11 Temmuz yaklaşırken...
11 Temmuz yaklaşırken...
AYHAN DEMİR
Bosna Hersek’te, 1992-95 yılları arasındaki savaşta, Sırp, Hırvat ve Karadağlılar eliyle işlenen insanlık dışı suçları, hepimiz biliyoruz. Bosna Hersek’teki insanlık dışı suçların en trajik sahneleri, hiç kuşkusuz, 11 Temmuz 1995’de Srebrenitsa’da yaşandı.

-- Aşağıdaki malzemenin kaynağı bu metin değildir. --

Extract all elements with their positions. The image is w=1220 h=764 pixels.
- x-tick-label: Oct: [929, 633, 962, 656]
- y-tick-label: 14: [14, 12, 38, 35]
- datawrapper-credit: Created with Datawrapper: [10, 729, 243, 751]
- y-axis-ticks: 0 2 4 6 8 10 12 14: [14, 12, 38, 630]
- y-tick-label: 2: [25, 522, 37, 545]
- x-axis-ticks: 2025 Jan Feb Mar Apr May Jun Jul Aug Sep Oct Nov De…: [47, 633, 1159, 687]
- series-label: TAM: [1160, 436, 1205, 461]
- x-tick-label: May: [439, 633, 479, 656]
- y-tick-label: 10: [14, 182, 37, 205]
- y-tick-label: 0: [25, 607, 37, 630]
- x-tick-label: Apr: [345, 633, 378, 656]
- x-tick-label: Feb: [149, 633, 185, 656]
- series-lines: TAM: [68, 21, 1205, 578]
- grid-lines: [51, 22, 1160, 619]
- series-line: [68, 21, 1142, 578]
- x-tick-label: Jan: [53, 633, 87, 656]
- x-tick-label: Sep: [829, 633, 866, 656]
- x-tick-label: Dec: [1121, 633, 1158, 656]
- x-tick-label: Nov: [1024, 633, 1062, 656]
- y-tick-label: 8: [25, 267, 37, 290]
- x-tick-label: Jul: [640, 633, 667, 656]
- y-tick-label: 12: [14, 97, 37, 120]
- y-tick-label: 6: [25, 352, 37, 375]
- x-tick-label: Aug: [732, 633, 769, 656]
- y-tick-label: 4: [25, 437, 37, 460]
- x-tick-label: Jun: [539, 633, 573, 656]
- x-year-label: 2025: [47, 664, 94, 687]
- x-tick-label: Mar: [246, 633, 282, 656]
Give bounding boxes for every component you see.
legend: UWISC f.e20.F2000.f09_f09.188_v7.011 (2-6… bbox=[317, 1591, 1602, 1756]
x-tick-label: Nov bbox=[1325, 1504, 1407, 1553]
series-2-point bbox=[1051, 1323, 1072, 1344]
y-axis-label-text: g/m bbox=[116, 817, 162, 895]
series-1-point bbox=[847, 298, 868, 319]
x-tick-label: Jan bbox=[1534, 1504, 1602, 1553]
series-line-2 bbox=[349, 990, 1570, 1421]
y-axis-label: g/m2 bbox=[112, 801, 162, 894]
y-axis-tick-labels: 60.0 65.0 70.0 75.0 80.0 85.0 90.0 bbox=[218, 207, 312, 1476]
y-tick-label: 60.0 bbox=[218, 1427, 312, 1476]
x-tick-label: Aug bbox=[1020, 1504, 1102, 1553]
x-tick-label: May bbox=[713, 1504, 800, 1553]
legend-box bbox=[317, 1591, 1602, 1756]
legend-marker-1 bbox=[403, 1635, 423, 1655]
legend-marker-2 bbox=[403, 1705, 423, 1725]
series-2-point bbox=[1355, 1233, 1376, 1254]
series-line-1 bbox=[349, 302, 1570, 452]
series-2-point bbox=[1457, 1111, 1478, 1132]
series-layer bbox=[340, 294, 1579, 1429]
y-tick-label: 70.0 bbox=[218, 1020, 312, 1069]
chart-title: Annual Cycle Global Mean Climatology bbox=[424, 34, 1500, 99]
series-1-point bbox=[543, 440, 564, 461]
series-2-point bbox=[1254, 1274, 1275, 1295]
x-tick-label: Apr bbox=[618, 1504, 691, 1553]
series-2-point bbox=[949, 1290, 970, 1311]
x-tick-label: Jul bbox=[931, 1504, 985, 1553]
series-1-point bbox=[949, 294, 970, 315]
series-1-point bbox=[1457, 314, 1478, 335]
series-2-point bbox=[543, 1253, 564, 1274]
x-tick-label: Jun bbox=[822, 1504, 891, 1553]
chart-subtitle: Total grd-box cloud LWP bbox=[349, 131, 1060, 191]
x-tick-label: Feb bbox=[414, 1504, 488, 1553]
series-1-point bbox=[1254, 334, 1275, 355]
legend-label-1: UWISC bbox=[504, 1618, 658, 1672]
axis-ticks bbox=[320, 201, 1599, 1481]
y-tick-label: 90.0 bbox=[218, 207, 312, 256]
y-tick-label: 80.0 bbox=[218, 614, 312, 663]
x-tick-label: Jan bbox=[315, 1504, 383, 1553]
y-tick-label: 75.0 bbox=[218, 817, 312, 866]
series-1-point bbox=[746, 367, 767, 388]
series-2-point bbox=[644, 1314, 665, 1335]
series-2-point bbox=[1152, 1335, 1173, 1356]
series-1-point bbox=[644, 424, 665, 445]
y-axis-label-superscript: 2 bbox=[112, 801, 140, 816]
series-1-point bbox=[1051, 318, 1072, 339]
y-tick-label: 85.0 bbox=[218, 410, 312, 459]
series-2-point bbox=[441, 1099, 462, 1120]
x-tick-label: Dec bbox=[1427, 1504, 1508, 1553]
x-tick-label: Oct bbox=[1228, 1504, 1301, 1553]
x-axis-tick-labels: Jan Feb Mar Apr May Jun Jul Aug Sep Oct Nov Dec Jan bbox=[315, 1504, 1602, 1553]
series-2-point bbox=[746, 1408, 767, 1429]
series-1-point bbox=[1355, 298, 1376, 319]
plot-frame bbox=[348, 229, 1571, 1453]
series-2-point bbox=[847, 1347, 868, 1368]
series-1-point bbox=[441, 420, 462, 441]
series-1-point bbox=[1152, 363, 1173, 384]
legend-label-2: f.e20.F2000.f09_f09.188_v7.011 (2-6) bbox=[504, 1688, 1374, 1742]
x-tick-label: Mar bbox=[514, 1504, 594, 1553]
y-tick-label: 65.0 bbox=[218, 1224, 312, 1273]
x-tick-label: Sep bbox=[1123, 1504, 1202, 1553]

Sırp Çetnikler, Srebrenitsa’da, en az 8 bin 372 Boşnak sivili şehit ettiler. Bu şehitlerin binden fazlasına, halen ulaşılamadı. Sürekli yeni toplu mezarlara ulaşılıyor. Bu sebeple, Srebrenitsa Soykırımı, kapanmayan bir yaradır. Örneğin, Behiya Rotiç, annesi Fata Bektiç’in cenazesini tam 30 yıl sonra, bu 11 Temmuz’da toprağa verebilecek.
Ancak önemli bir noktaya dikkatlerinizi çekmek istiyorum. Boşnaklar, ilk kez değil, tarih boyunca birçok kez sürgüne, fiziki ve kültürel soykırıma uğradılar.
İlk soykırım, 1683-1689 yılları arasında, Osmanlı Devleti ve Avusturya İmparatorluğu arasındaki Viyana Savaşı esnasında ve sonrasında meydana geldi.
İkinci soykırım, 1711 yılı Ortodoks Noeli arifesinde, Karadağ’daki Müslüman Boşnaklara karşı girişilen ‘devşirme operasyonu’ esnasında yaşandı.
Üçüncü soykırım, 1804-20 yılları arasında, Birinci ve İkinci Sırp Ayaklanmaları neticesinde Sırbistan’daki Müslümanlara yönelik etnik temizlik girişimidir.
Dördüncü soykırım, Sırbistan’ın otonomi elde etmesinin ardından, 1830-1867 yılları arasında Ujitse, Şabats ve Belgrad’da yaşayan Müslümanların sürgün edilmeleri esnasında meydana geldi.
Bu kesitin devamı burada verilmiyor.